Speaking at the launch of the annual Female FTSE100 report, which shows that the number of women on the boards of Britain’s biggest companies has barely increased in the past three years, the Minister also announced that the Government will enact the Equality Act’s rules on positive action in relation to recruitment and promotion.
This aims to help employers make their organisations ‘more representative’ by giving them the option, when faced with two or more candidates of equal merit, to choose a candidate from a group that is under-represented in the workforce.
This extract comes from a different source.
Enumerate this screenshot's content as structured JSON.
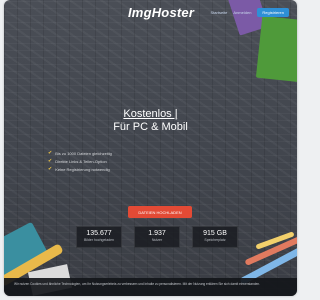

For example, a primary school that has no male teachers could choose to appoint a male candidate who is of equal merit to a female candidate.
The Government has stressed that this does not mean allowing ‘quotas’ or giving someone a job just because they are a woman, disabled or from an ethnic minority – it said in a statement on the new proposals: “positive discrimination is not acceptable and remains illegal”.
Speaking at London’s Docklands, Equalities Minister, Lynne Featherstone, said:
“We want to move away from the arrogant notion that Government knows best to one where Government empowers individuals, businesses and communities to make change happen.
Different organisations face different challenges in promoting equality so if we are to get this right for everybody a much more flexible approach is needed.
“These plans are absolutely not about political correctness, or red tape, or quotas. They are about giving individual employers the tools they need to help make the workplace fairer.”